Simulating a cluster network failure - SAP NetWeaver on Amazon
Simulating a cluster network failure

Description – simulate a network failure to test the cluster behavior in case of a split brain.

Run node – can be run on any node (this test case uses the secondary node).

Run steps

[root@hahost02 ~]# iptables -A INPUT -s x.x.x.x -j DROP; iptables -A OUTPUT -d x.x.x.x -j DROP

Note:x.x.x.x is the IP address of hahost01.

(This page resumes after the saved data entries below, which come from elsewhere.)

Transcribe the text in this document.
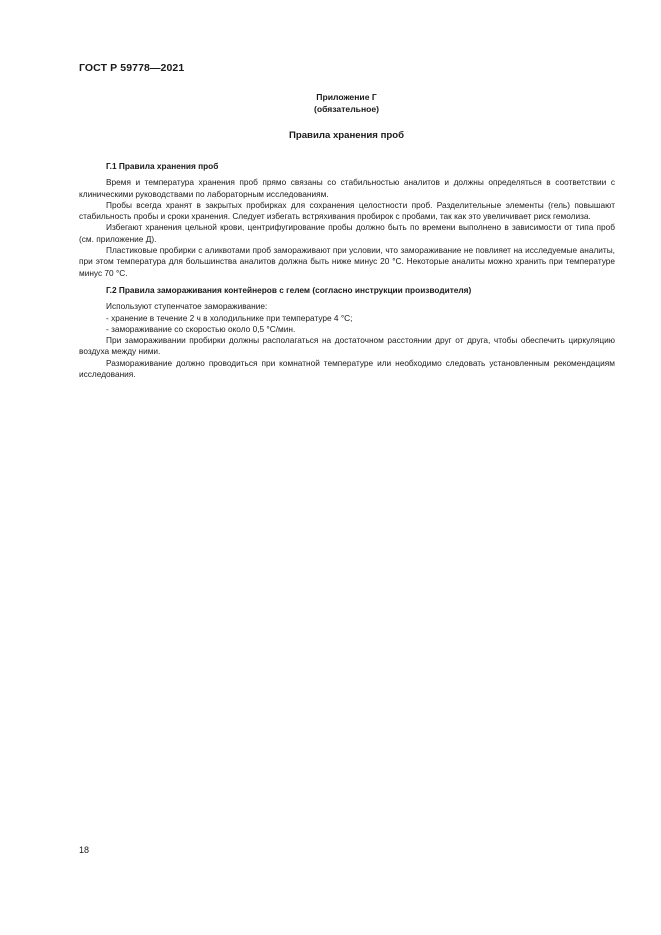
ГОСТ Р 59778—2021
Приложение Г
(обязательное)
Правила хранения проб
Г.1 Правила хранения проб

Время и температура хранения проб прямо связаны со стабильностью аналитов и должны определяться в соответствии с клиническими руководствами по лабораторным исследованиям.

Пробы всегда хранят в закрытых пробирках для сохранения целостности проб. Разделительные элементы (гель) повышают стабильность пробы и сроки хранения. Следует избегать встряхивания пробирок с пробами, так как это увеличивает риск гемолиза.

Избегают хранения цельной крови, центрифугирование пробы должно быть по времени выполнено в зависимости от типа проб (см. приложение Д).

Пластиковые пробирки с аликвотами проб замораживают при условии, что замораживание не повлияет на исследуемые аналиты, при этом температура для большинства аналитов должна быть ниже минус 20 °С. Некоторые аналиты можно хранить при температуре минус 70 °С.

Г.2 Правила замораживания контейнеров с гелем (согласно инструкции производителя)

Используют ступенчатое замораживание:

- хранение в течение 2 ч в холодильнике при температуре 4 °С;
- замораживание со скоростью около 0,5 °С/мин.

При замораживании пробирки должны располагаться на достаточном расстоянии друг от друга, чтобы обеспечить циркуляцию воздуха между ними.

Размораживание должно проводиться при комнатной температуре или необходимо следовать установленным рекомендациям исследования.

18
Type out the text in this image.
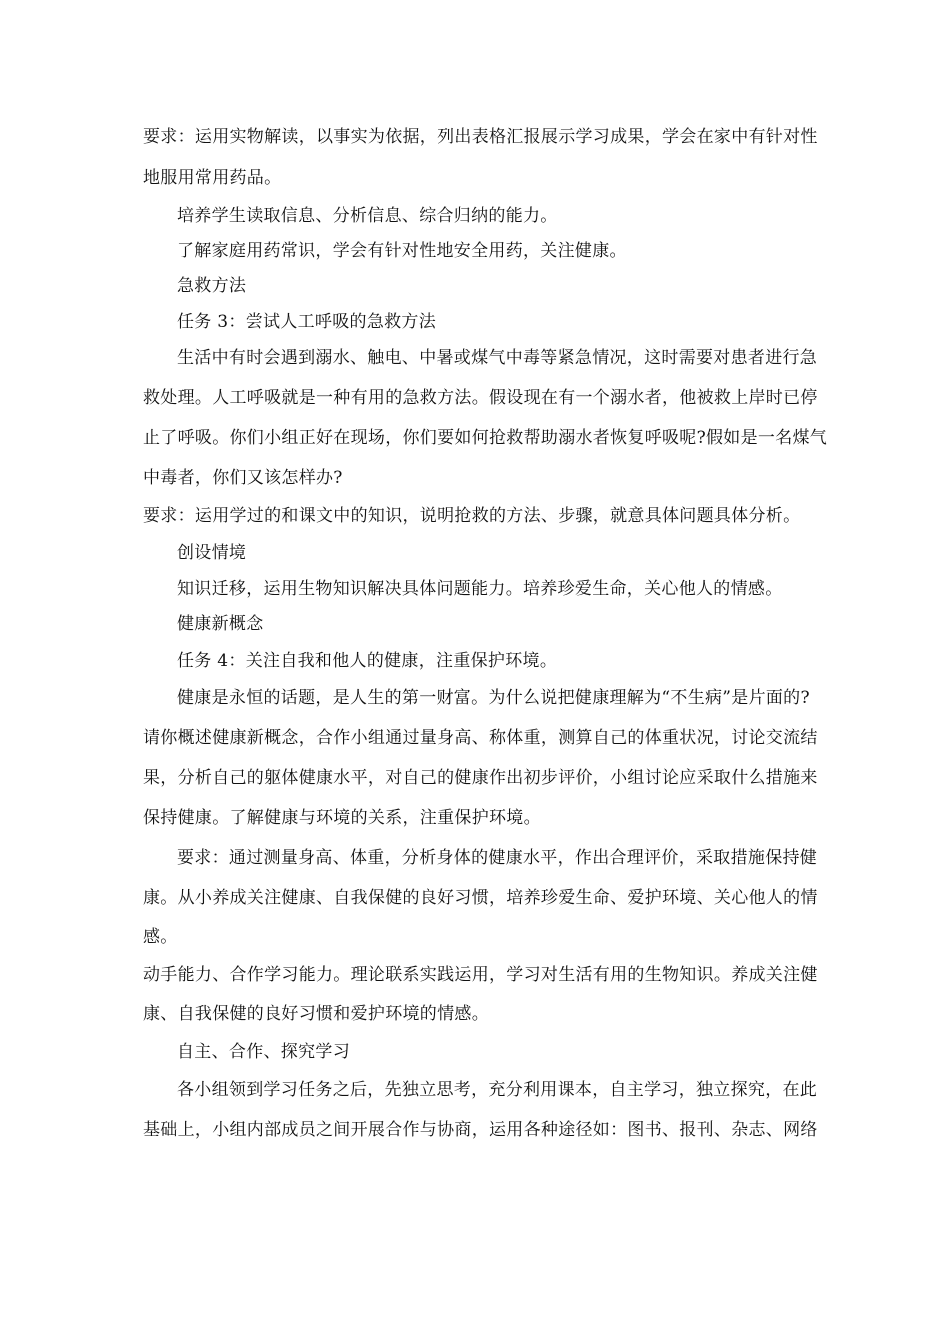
要求：运用实物解读，以事实为依据，列出表格汇报展示学习成果，学会在家中有针对性
地服用常用药品。
培养学生读取信息、分析信息、综合归纳的能力。
了解家庭用药常识，学会有针对性地安全用药，关注健康。
急救方法
任务 3：尝试人工呼吸的急救方法
生活中有时会遇到溺水、触电、中暑或煤气中毒等紧急情况，这时需要对患者进行急
救处理。人工呼吸就是一种有用的急救方法。假设现在有一个溺水者，他被救上岸时已停
止了呼吸。你们小组正好在现场，你们要如何抢救帮助溺水者恢复呼吸呢?假如是一名煤气
中毒者，你们又该怎样办?
要求：运用学过的和课文中的知识，说明抢救的方法、步骤，就意具体问题具体分析。
创设情境
知识迁移，运用生物知识解决具体问题能力。培养珍爱生命，关心他人的情感。
健康新概念
任务 4：关注自我和他人的健康，注重保护环境。
健康是永恒的话题，是人生的第一财富。为什么说把健康理解为“不生病”是片面的?
请你概述健康新概念，合作小组通过量身高、称体重，测算自己的体重状况，讨论交流结
果，分析自己的躯体健康水平，对自己的健康作出初步评价，小组讨论应采取什么措施来
保持健康。了解健康与环境的关系，注重保护环境。
要求：通过测量身高、体重，分析身体的健康水平，作出合理评价，采取措施保持健
康。从小养成关注健康、自我保健的良好习惯，培养珍爱生命、爱护环境、关心他人的情
感。
动手能力、合作学习能力。理论联系实践运用，学习对生活有用的生物知识。养成关注健
康、自我保健的良好习惯和爱护环境的情感。
自主、合作、探究学习
各小组领到学习任务之后，先独立思考，充分利用课本，自主学习，独立探究，在此
基础上，小组内部成员之间开展合作与协商，运用各种途径如：图书、报刊、杂志、网络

Expected result – the cluster detects the network failure and fences one of the nodes to avoid a split brain situation.

[root@hahost02 ~]# pcs status Cluster name: rhelha Stack: corosync Current DC: hahost02 (version 1.1.19-8.el7_6.5-c3c624ea3d) - partition with quorum Last updated: Wed May 12 21:07:32 2021 Last change: Wed May 12 20:37:27 2021 by root via crm_resource on hahost02 2 nodes configured 7 resources configured Online: [ hahost02 ] OFFLINE: [ hahost01 ] Full list of resources: clusterfence (stonith:fence_aws): Started hahost02 Resource Group: rsc_ASCS00_group rsc_fs_ascs00 (ocf::heartbeat:Filesystem): Started hahost02 rsc_vip_ascs00 (ocf::heartbeat:aws-vpc-move-ip): Started hahost02 rsc_ascs00 (ocf::heartbeat:SAPInstance): Started hahost02 Resource Group: rsc_ERS10_group rsc_fs_ers10 (ocf::heartbeat:Filesystem): Started hahost02 rsc_vip_ers10 (ocf::heartbeat:aws-vpc-move-ip): Started hahost02 rsc_ers10 (ocf::heartbeat:SAPInstance): Started hahost02 Daemon Status: corosync: active/enabled pacemaker: active/enabled pcsd: active/enabled

Recovery procedure

  • Log in to the Amazon Web Services Management Console and start the fenced node.

  • The cluster will move the ERS to the fenced node when the instance is up.